30 luglio 2026 alle 00:47
La Nazionale poteva essere la “casa” di Claudio Ranieri già un anno fa, al posto di Luciano Spalletti, ma non se la sentì di diventare ct per via del ruolo appena assunto alla Roma. Ora, l’ex allenatore del Cagliari (e non solo) assume l’incarico di direttore tecnico della Figc e presidente del Club Italia: «È il coronamento di una carriera», premette, per poi spiegare il “no” del 2025. «Non potevo interrompere un contratto con la mia squadra del cuore e non potevo farli entrambi per conflitto d’interessi, dissi di no a malincuore.
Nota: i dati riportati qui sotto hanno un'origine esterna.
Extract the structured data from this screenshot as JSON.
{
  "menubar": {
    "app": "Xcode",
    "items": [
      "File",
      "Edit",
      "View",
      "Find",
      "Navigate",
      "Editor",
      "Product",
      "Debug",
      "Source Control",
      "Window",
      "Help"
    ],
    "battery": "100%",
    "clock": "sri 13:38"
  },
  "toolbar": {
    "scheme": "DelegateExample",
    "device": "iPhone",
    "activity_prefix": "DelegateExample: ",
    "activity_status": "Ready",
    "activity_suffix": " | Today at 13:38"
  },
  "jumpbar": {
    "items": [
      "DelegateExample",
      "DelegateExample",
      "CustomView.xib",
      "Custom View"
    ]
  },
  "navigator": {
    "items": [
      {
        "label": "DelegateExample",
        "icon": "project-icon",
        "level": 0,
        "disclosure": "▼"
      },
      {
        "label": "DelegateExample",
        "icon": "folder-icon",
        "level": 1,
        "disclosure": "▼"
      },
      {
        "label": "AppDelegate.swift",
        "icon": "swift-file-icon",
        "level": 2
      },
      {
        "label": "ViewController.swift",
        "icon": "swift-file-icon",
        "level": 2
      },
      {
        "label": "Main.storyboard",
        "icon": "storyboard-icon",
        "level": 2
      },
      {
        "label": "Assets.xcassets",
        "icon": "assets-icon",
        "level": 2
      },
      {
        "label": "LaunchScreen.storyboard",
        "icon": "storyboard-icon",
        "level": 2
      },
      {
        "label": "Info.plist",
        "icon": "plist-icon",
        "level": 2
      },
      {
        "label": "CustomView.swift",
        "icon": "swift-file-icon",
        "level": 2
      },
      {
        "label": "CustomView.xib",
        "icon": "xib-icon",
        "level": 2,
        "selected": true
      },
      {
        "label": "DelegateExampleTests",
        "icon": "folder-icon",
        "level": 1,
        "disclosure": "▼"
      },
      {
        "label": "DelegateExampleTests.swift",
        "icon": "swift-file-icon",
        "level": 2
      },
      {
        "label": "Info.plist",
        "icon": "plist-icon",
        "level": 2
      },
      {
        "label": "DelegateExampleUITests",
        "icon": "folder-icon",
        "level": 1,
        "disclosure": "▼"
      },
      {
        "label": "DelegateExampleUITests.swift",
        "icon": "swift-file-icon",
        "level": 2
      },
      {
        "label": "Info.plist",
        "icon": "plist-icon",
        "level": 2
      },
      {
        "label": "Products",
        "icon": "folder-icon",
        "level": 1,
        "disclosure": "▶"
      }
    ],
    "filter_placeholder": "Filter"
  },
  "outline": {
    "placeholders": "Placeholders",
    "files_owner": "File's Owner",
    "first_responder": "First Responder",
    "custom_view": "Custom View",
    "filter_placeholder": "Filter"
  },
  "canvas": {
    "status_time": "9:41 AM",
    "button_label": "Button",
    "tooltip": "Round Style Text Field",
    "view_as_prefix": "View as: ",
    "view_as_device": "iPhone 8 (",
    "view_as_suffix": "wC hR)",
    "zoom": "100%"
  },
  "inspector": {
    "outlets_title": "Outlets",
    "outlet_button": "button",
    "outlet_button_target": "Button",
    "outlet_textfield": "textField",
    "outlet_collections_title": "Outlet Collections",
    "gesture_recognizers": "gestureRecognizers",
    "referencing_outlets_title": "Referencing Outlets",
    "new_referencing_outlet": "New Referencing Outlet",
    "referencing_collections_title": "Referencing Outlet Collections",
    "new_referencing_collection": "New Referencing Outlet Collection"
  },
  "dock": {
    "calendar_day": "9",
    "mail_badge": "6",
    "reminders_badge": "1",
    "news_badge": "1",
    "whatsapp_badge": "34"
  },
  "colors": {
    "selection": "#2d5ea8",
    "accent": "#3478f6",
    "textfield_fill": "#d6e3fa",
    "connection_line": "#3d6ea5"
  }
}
Ora ho deciso col cuore: quando l’ho fatto non mi sono mai pentito».
L’incarico
Rispetto a Mancini, Ranieri avrà un ruolo più dietro la scrivania che in campo. «Se volesse chiedermi qualche consiglio gli dirò la mia, altrimenti rimarrò da parte perché ho tanto da fare». Nel dettaglio: «Far innamorare di nuovo i tifosi italiani della Nazionale e permettere ai bambini di vederla ai Mondiali, perché non l’hanno mai vista». Poi ricorda uno spunto dello scorso 2 giugno a Sa Manifattura, quando ha presentato il suo libro a Cagliari: «Un addetto ai lavori mi ha detto che per portare i bambini a scuola calcio le famiglie spendono troppo e non possono permetterselo, voglio capire come funziona e abbassare i prezzi. Desidero che sempre più bambini vogliano giocare a calcio in Italia».
Con il pallone
Fra i tanti problemi del calcio italiano attuale c’è la mancanza di talento. Ranieri ha una sua ricetta: «Bisogna lavorare con i ragazzi dai 10 ai 14 anni e ristrutturarli», afferma. «All’estero la tattica non viene esasperata come in Italia, ma dobbiamo tornare alla tecnica: i nostri allenatori nei settori giovanili non pensano più a far stoppare la palla, a dribblare e a passare perché devono vincere. È ora di dire basta: bisogna far capire ai nostri bambini come si gioca».
La grande sfida
Il nuovo dt azzurro rivela che Malagò l’ha chiamato lunedì sera («Ero al mare, non pensavo potesse accadere») e chiarisce di non aver problemi a prendere in mano una situazione complessa («Di difficoltà in carriera ne ho viste tante e non mi sono mai tirato indietro»). Con la possibilità di «un aiuto dalla politica e da tutti per avere nuovi italiani, perché bisogna vincere insieme» e la certezza che «i nostri giocatori hanno un senso d’appartenenza grandissimo». Il tutto senza togliere tempo alla moglie: «Finalmente non le faccio fare un trasloco». (r. sp.)